Not all uses of nuclear weapons necessarily escalate to the doomsday maximum exchange scenarios. There are many interesting points of equilibrium in between.
For example - if far right extremists took over Turkey and attacked Russia, then Russia nuked a Turkish airbase, what would the US/UK/France do? It's not actually that obvious.
The USA did it against Japan. Of course those were special circumstances, but all wars have their own set of special circumstances to some extent.
There’s also the argument that using nuclear weapons make sense when a nuclear state has a weaker conventional force that its opponent. Russia still has a pretty strong conventional force, but for example North Korea is in this position against most likely adversaries.
Which is actually quite unfortunate, given that China, our closest rival, has an avowed "no first use" policy. Sanctity of human life and fundamental reciprocity would behoove us to at least, with respect to them, adopt an equivalent posture.
One might counterargue that in a fair fight (i.e. all-conventional), China might clean our clocks. And they certainly have lots of domestic political reasons to start a wholly unnecessary war.
The irony is that if your defenses consist of, on the one hand, nuclear weapons, and on the other hand, pitchforks brandished by several farmers... You are going to be very, very respected.
Until someone calls your bluff, perhaps accidentally, and realizes much of the nuclear saber-rattling was just that. Of course, since it wasn't entirely a bluff, this is the easiest way to get a nuclear war going. (Get a country with nukes but limited conventional capabilities into a brinksmanship contest.)
More than that, Turkey is a member of NATO that participates in US nuclear sharing and has substantial US forces (aside from the nuclear weapons) deployed.
A nuclear attack by Russia on Turkey would not be merely legally and abstractly an attack on the US under Article 5 of the North Atlantic Treaty which it would do massive irreparable damage to US credibility to ignore, but would almost certainly be a nuclear attack on US forces in the direct and literal sense.

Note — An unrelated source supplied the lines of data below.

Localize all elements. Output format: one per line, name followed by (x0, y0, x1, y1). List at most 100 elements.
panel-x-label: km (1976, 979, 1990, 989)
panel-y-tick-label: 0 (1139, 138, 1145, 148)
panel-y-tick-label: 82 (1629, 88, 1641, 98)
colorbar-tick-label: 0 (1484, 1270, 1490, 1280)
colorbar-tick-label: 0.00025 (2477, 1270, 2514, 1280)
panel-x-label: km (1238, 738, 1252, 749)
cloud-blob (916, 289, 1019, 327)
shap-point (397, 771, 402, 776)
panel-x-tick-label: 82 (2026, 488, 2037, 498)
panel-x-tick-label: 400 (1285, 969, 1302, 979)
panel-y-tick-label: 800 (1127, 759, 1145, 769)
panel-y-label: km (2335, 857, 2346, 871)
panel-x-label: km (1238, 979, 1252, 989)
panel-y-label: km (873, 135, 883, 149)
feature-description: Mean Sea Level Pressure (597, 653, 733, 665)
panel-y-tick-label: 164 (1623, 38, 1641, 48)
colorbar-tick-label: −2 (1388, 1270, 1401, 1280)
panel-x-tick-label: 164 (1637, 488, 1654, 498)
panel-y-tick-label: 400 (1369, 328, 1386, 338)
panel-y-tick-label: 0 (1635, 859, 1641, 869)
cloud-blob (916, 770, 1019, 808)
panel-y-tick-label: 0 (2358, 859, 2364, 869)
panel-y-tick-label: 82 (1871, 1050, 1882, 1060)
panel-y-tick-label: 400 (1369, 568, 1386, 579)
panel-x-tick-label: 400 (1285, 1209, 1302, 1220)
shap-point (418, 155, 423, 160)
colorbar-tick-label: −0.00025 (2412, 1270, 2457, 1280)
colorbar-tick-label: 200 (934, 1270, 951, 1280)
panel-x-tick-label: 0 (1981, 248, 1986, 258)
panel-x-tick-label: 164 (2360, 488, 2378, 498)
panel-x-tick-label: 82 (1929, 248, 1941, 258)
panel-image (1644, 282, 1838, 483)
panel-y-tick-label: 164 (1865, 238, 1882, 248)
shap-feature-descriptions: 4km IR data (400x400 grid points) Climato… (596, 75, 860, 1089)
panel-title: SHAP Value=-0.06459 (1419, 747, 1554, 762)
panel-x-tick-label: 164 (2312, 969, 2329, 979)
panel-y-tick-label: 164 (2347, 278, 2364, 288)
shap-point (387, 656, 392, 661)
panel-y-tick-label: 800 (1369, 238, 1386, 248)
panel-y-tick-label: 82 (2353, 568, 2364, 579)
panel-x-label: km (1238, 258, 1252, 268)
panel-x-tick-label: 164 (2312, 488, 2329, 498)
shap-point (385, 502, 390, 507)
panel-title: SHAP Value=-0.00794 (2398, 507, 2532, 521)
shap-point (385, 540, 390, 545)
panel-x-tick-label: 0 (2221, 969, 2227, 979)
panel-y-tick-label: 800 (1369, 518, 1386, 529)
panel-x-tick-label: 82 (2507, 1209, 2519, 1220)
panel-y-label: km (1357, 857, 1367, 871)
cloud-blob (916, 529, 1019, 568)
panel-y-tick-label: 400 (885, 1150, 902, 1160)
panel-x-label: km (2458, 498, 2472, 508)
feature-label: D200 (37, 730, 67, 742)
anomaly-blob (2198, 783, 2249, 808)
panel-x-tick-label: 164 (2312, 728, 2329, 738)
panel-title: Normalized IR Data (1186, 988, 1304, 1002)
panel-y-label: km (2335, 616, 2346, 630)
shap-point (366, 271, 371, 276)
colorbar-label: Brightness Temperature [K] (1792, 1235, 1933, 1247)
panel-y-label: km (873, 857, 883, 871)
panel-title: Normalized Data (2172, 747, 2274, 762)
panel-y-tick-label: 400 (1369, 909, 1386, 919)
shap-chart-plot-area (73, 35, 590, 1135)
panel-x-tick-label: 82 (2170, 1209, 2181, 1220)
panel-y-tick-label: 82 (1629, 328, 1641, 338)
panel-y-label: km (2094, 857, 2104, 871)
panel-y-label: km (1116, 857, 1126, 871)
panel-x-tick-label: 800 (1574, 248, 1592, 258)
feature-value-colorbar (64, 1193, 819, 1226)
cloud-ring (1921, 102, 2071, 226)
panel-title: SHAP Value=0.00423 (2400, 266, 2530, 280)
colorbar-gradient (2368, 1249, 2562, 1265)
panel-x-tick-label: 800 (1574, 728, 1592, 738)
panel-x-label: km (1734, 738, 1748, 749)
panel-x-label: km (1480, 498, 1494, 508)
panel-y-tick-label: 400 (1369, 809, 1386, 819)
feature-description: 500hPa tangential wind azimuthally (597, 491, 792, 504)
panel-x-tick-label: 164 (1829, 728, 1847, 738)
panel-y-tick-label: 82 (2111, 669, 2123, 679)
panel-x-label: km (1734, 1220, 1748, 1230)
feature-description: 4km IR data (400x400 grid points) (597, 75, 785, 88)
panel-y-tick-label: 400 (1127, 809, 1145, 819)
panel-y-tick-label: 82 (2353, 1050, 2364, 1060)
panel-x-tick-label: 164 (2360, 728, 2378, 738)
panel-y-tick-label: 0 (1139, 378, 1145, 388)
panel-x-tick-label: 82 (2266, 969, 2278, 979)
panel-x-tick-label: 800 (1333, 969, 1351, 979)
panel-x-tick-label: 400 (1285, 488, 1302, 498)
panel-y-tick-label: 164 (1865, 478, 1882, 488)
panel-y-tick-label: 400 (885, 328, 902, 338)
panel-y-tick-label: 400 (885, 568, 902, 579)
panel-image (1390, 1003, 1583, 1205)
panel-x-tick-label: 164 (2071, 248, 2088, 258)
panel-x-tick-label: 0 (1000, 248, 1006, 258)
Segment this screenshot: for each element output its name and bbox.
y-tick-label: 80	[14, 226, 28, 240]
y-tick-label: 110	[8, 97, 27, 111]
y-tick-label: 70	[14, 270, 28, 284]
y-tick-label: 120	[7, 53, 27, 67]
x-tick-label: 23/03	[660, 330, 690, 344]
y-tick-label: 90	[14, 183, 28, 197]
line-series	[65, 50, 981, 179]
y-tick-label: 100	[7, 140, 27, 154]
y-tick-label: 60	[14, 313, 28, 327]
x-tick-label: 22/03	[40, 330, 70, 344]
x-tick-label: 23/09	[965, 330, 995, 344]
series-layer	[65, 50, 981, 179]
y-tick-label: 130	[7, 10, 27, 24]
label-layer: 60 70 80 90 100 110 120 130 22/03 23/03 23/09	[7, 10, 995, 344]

The text of article 5 doesn’t distinguish whether the attack on the NATO state was justified or even whether the NATO state attacked first.
This lack of blaming is partly why Turkey and Greece had to sign at exactly the same time, so that neither could take advantage of being able to attack the other whilst being themselves shielded by NATO.
“The Parties agree that an armed attack against one or more of them in Europe or North America shall be considered an attack against them all…” -
> The text of article 5 doesn’t distinguish whether the attack on the NATO state was justified or even whether the NATO state attacked first.
Arguably, the text of Article 5 doesn't have to, since an act of aggression breaches the obligations of Articles 1 and 2, as well as the pre-existing obligations which the Treaty explicitly does not alter under Article 7.
I see what you mean - although articles 1 & 2 seem to be treated more like guidelines rather than rules.
Otherwise I struggle to understand how any NATO member could’ve engaged in any of the overt or covert expressions of military force in Iraq 2003, Vietnam, Cuba, Iran, Guatemala, Chile, Egypt, or Algeria to name but a few.
That’s the point. In theory Turkey is covered by the NATO nuclear umbrella.
But in practice how many Americans would be willing to go nuclear in support of a Turkish war against the Russians? In circumstances where Turkey was considered the aggressor state.
> But in practice how many Americans would be willing to go nuclear in support of a Turkish war against the Russians? In circumstances where Turkey was considered the aggressor state.
The question is how many would be willing to go nuclear in response to Russia nuking US forces in Türkiye in response to a conventional attack by Türkiye, which any plausible "Russia nukes Türkiye" scenario would involve.
It’s not obvious how many casualties the US itself would tolerate before going nuclear.
In circumstances where there were only a couple thousand American casualties, and those were incurred as collateral damage rather than as primary targets, it might make sense for the US to respond with conventional airstrikes and for Russia accept those and not escalate further.
This would depend a lot on the individual president though, like I could imagine Trump/Obama being much more risk averse than personalities like Bush 2 or JFK.
For example - if far right extremists took over Turkey and attacked Russia, then Russia nuked a Turkish airbase, what would the US/UK/France do? It's not actually that obvious.